Conjuring the Demons in English 1202

A class in horror fiction gives KPU students a chance to dance with the devil

Natalie Mussell / The Runner

Sometimes it feels like there are only so many ways to get students interested in literature. So Kwantlen Polytechnic University English professor John Rupert enlisted a little help from some friends down below.

Kwantlen’s English 1202 class is taught by a variety of different teachers, and each one has a different subject they prefer to focus on. Rupert teaches one such section of the course and his chosen focus is on literature and film designed to induce fear into the human mind.

“Horror and the Supernatural” is the title of the course section, and throughout the semester students will look at three different mediums to analyze horror.

“I have to train them to analyze literature,” says Rupert. “There’s a lot of coaching to be done.”

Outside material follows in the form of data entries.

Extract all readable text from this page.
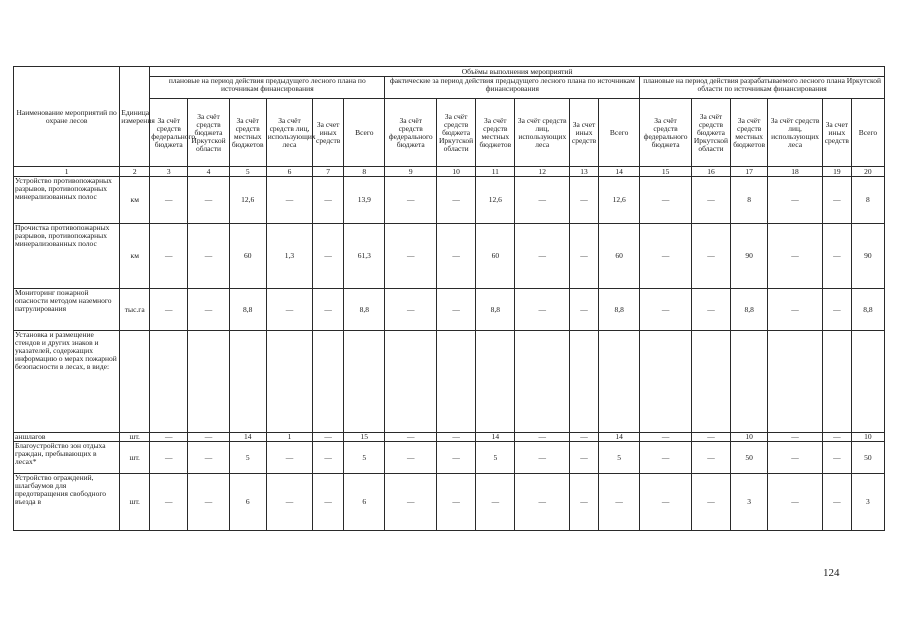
Наименование мероприятий по охране лесов	Единица измерения	Объёмы выполнения мероприятий																	
		плановые на период действия предыдущего лесного плана по источникам финансирования						фактические за период действия предыдущего лесного плана по источникам финансирования						плановые на период действия разрабатываемого лесного плана Иркутской области по источникам финансирования					
		За счёт средств федерального бюджета	За счёт средств бюджета Иркутской области	За счёт средств местных бюджетов	За счёт средств лиц, использующих леса	За счет иных средств	Всего	За счёт средств федерального бюджета	За счёт средств бюджета Иркутской области	За счёт средств местных бюджетов	За счёт средств лиц, использующих леса	За счет иных средств	Всего	За счёт средств федерального бюджета	За счёт средств бюджета Иркутской области	За счёт средств местных бюджетов	За счёт средств лиц, использующих леса	За счет иных средств	Всего
1	2	3	4	5	6	7	8	9	10	11	12	13	14	15	16	17	18	19	20
Устройство противопожарных разрывов, противопожарных минерализованных полос	км	—	—	12,6	—	—	13,9	—	—	12,6	—	—	12,6	—	—	8	—	—	8
Прочистка противопожарных разрывов, противопожарных минерализованных полос	км	—	—	60	1,3	—	61,3	—	—	60	—	—	60	—	—	90	—	—	90
Мониторинг пожарной опасности методом наземного патрулирования	тыс.га	—	—	8,8	—	—	8,8	—	—	8,8	—	—	8,8	—	—	8,8	—	—	8,8
Установка и размещение стендов и других знаков и указателей, содержащих информацию о мерах пожарной безопасности в лесах, в виде:																			
аншлагов	шт.	—	—	14	1	—	15	—	—	14	—	—	14	—	—	10	—	—	10
Благоустройство зон отдыха граждан, пребывающих в лесах*	шт.	—	—	5	—	—	5	—	—	5	—	—	5	—	—	50	—	—	50
Устройство ограждений, шлагбаумов для предотвращения свободного въезда в	шт.	—	—	6	—	—	6	—	—	—	—	—	—	—	—	3	—	—	3
124
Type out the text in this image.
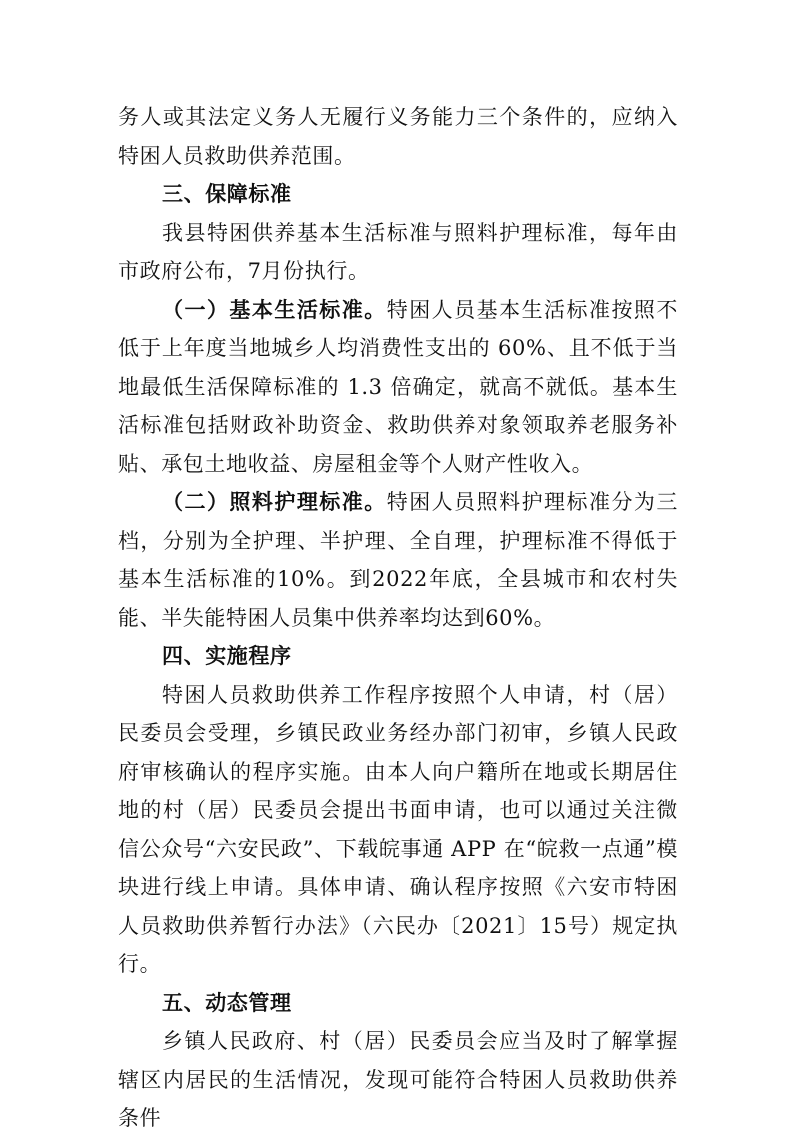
务人或其法定义务人无履行义务能力三个条件的，应纳入特困人员救助供养范围。

三、保障标准

我县特困供养基本生活标准与照料护理标准，每年由市政府公布，7月份执行。

（一）基本生活标准。特困人员基本生活标准按照不低于上年度当地城乡人均消费性支出的 60%、且不低于当地最低生活保障标准的 1.3 倍确定，就高不就低。基本生活标准包括财政补助资金、救助供养对象领取养老服务补贴、承包土地收益、房屋租金等个人财产性收入。

（二）照料护理标准。特困人员照料护理标准分为三档，分别为全护理、半护理、全自理，护理标准不得低于基本生活标准的10%。到2022年底，全县城市和农村失能、半失能特困人员集中供养率均达到60%。

四、实施程序

特困人员救助供养工作程序按照个人申请，村（居）民委员会受理，乡镇民政业务经办部门初审，乡镇人民政府审核确认的程序实施。由本人向户籍所在地或长期居住地的村（居）民委员会提出书面申请，也可以通过关注微信公众号“六安民政”、下载皖事通 APP 在“皖救一点通”模块进行线上申请。具体申请、确认程序按照《六安市特困人员救助供养暂行办法》（六民办〔2021〕15号）规定执行。

五、动态管理

乡镇人民政府、村（居）民委员会应当及时了解掌握辖区内居民的生活情况，发现可能符合特困人员救助供养条件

The first section of the course looks at poetry. By studying poems such as Henry Wadsworth Longfellow’s “The Haunted Chamber” or Clark Ashton Smith’s “Necromancy”, students learn how to analyze images.

“They’re looking at the figurative use of language,” says Rupert. “In ‘The Haunted Chamber’, the poet is using an image of ghosts . . . the ghosts serve as a metaphor to traumatic memory.”

The second section of the course looks at short stories. The students read pieces such as H.P. Lovecraft’s “The Rats in the Walls” with the intention of looking at characterizations and the setting.

“The theme, the topic, it’s not just horror,” says Rupert. “It’s kind of reducible to a formula: rational mind versus the supernatural. Often, it’s looking at the psychological degeneration of the protagonist as a result of that encounter with the supernatural.”

The last section of the course focuses on horror films. The two films students watch are The Shining and The Others.

After the section on short stories, right around Halloween, Rupert usually does something special for the class. He puts on a demonstration that many would consider appropriate for the season—a live demon conjuring.

This year’s demon conjuration will take place on Oct. 27, and Rupert says that some students are quite apprehensive about the demonstration. Fortunately for them, he assures people that never, any time he had done the demonstration, has anything out of the ordinary ever actually occurred.

Rupert has done an extensive amount of research on the subject, and says there is a plethora of things that need to be done for a conjuring to be successful. What Rupert demonstrates in class is simply the ritual at the end of the process which a conjuror would perform when everything else was prepared. And that preparation can take months.

The first two hours of the conjuration class is dedicated to teaching students what would be required to open the door for a demon to come through. There are many different skills a person would need to perform the ritual on their own.

“The first step is building your foundational knowledge,” says Rupert. “I go over all the disciplines they would have to know and the various practical skills they would need to develop, like sewing skills to make their own vestments, smithing skills to make the tools, and tanning skills because a lot of the talismans are on parchment. Then I get them to speculate how much time they think they would need before they have all of these skills. It runs into the decades. The point that I make with that is why the classical image of the wizard is always an old man. There’s a long apprenticeship before you become a master.”

Rupert admits that most of the class is a lecture, and that the demonstration at the end is not prepared enough to have any sort of success.

So, if there’s no chance of success, why does Rupert do it? What’s the point?

“I’ve got to say that part of what I do this for is to try and caution them not to just get a grimoire from Amazon.ca and try one of these things out,” he says. “It does take discipline and a long apprenticeship before you get to the point where you try this out with reasonable assurances that you’re going to survive it and meet with success.”

Whether or not any of the students in Rupert’s class will get the chance to trade their soul to Mephistopheles for a favourable grade come December, though, remains to be seen.